Pork Carnitas
Mexican Pulled Pork made with Mae's Seasonings Chili & Taco Seasoning. There is so many uses for this. This can be used in tacos, enchiladas, chili, and on top of salads.
Ingredients
- 2 kg pork shoulder
- 1 tbsp olive oil
- 2 tbsp Mae’s Seasonings Chili & Taco
- 1 tbsp brown sugar
- 1 tsp dried oregano or Mexican oregano
- 2 tsp salt
- 2 limes juiced
- 2 oranges juiced or ¾ cup orange juice
- 1 bottle Mexican Coke
- 1 large onion cut into wedges
- 8 cloves garlic smashed
Instructions
- Rinse and pat dry pork with a paper towel. In the bowl of a 6 quart slow cooker, add pork and Rub with olive oil. Mix together Mae’s Chili and Taco, brown sugar, oregano, and salt and rub over pork. Then mix together lime juice, orange juice, and coke and pour into slow cooker. add in onion, and garlic.

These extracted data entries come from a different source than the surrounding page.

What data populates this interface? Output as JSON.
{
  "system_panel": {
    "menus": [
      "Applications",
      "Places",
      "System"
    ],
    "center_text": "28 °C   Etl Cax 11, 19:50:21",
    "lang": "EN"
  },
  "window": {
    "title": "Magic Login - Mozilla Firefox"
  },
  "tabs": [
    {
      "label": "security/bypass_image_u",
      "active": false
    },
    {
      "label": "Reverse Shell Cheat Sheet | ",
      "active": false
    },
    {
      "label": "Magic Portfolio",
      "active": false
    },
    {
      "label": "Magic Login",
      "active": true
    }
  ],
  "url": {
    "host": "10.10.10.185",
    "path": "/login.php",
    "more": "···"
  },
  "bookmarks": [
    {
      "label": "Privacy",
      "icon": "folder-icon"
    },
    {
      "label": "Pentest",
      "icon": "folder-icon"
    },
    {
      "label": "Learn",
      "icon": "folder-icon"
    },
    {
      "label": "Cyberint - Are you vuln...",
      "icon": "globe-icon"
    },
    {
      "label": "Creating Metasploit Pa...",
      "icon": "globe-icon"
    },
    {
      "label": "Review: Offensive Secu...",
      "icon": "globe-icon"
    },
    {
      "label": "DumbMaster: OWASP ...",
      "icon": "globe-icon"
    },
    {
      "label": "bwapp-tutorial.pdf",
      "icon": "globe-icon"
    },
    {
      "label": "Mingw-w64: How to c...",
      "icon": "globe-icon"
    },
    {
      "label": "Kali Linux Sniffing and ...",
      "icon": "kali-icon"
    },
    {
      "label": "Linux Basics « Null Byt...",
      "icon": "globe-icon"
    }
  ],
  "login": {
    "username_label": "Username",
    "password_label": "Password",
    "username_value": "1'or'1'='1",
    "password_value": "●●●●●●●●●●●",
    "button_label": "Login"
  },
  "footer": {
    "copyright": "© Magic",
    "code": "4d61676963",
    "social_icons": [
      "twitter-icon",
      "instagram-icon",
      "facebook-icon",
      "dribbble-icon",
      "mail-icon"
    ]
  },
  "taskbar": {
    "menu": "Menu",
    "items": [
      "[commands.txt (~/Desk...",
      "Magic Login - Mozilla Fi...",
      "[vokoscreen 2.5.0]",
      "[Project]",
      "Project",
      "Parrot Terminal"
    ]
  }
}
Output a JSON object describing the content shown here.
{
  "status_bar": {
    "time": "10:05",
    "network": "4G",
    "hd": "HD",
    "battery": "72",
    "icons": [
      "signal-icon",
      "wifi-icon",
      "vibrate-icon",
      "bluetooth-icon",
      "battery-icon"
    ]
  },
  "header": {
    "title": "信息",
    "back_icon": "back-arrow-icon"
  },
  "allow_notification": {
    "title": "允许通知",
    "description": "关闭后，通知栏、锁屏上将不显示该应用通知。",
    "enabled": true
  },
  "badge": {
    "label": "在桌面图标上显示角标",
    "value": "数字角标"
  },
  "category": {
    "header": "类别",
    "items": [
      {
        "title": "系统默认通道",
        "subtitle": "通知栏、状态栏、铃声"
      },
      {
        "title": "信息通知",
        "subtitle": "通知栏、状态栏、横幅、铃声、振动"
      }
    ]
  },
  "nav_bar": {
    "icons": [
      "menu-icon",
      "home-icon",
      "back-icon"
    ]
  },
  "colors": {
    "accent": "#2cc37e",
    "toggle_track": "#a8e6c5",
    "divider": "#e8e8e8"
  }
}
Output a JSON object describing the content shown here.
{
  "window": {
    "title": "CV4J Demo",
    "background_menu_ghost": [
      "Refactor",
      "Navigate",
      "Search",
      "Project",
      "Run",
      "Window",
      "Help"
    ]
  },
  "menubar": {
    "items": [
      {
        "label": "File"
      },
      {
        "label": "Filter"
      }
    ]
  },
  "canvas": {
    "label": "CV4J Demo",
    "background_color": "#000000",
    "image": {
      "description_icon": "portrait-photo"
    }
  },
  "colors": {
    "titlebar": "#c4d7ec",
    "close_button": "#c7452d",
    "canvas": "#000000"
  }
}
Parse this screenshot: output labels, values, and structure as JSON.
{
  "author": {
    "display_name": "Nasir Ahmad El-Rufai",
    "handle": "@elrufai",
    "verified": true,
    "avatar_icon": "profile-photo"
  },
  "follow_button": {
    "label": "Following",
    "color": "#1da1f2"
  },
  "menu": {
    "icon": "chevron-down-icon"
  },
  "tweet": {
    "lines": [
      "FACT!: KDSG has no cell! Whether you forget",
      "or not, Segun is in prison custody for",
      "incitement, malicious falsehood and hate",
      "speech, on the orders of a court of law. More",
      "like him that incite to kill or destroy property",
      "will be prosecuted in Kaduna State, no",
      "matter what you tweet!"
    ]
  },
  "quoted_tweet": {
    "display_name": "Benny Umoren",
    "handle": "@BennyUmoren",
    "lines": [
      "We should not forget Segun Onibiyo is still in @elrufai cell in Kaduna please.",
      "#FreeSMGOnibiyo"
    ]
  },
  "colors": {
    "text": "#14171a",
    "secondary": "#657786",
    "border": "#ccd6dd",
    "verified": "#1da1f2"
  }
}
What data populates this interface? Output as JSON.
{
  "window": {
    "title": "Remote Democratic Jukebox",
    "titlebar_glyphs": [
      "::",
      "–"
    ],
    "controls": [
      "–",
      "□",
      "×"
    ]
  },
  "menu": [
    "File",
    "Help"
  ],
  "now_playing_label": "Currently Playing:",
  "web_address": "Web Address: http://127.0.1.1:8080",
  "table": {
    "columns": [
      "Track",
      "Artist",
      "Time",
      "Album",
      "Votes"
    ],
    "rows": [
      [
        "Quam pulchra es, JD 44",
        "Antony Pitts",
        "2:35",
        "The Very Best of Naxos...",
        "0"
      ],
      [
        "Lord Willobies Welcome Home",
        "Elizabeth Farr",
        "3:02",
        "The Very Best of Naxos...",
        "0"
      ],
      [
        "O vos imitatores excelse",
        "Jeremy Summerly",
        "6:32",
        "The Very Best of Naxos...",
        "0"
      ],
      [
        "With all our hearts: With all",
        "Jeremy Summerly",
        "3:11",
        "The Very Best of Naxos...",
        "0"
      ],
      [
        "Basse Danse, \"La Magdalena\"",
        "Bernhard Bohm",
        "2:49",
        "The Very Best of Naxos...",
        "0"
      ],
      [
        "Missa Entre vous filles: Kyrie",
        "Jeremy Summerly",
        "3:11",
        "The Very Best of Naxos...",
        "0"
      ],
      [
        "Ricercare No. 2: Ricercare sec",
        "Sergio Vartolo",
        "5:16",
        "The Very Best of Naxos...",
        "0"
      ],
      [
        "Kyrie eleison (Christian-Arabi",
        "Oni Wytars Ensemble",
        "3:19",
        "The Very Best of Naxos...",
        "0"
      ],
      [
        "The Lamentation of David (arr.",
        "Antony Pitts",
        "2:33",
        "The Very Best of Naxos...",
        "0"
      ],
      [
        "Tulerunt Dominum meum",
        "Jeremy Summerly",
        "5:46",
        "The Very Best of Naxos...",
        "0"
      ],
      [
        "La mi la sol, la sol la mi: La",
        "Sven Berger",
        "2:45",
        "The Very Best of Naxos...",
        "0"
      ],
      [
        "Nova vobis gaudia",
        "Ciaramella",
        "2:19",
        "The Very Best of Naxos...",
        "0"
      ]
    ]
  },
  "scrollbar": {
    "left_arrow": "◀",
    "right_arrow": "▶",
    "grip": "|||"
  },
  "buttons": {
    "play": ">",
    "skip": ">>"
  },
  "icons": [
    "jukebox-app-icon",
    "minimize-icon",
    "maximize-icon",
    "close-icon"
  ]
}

- Cover and cook on low heat setting for 8 – 10 hours or until the meat falls apart. Remove pork and shred with two fork. (Do not discard the liquid)
- TO CRISP ON STOVE: Heat about 1 tbsp of oil in a cast iron skillet over high heat. When pan is hot, add pork in batches of two or three, and sear until just beginning to crisp. Ladle over ½ cup of left over liquid, and continue cooking until the juices begin to reduce down and the meat is nice and crispy.
- TO SERVE: Season with a little extra salt and pepper if desired. Pour over more of the slow cooker juices once the meat has crisped for added flavour, just before serving.
- Serve in Tacos, Burritos or in a salad.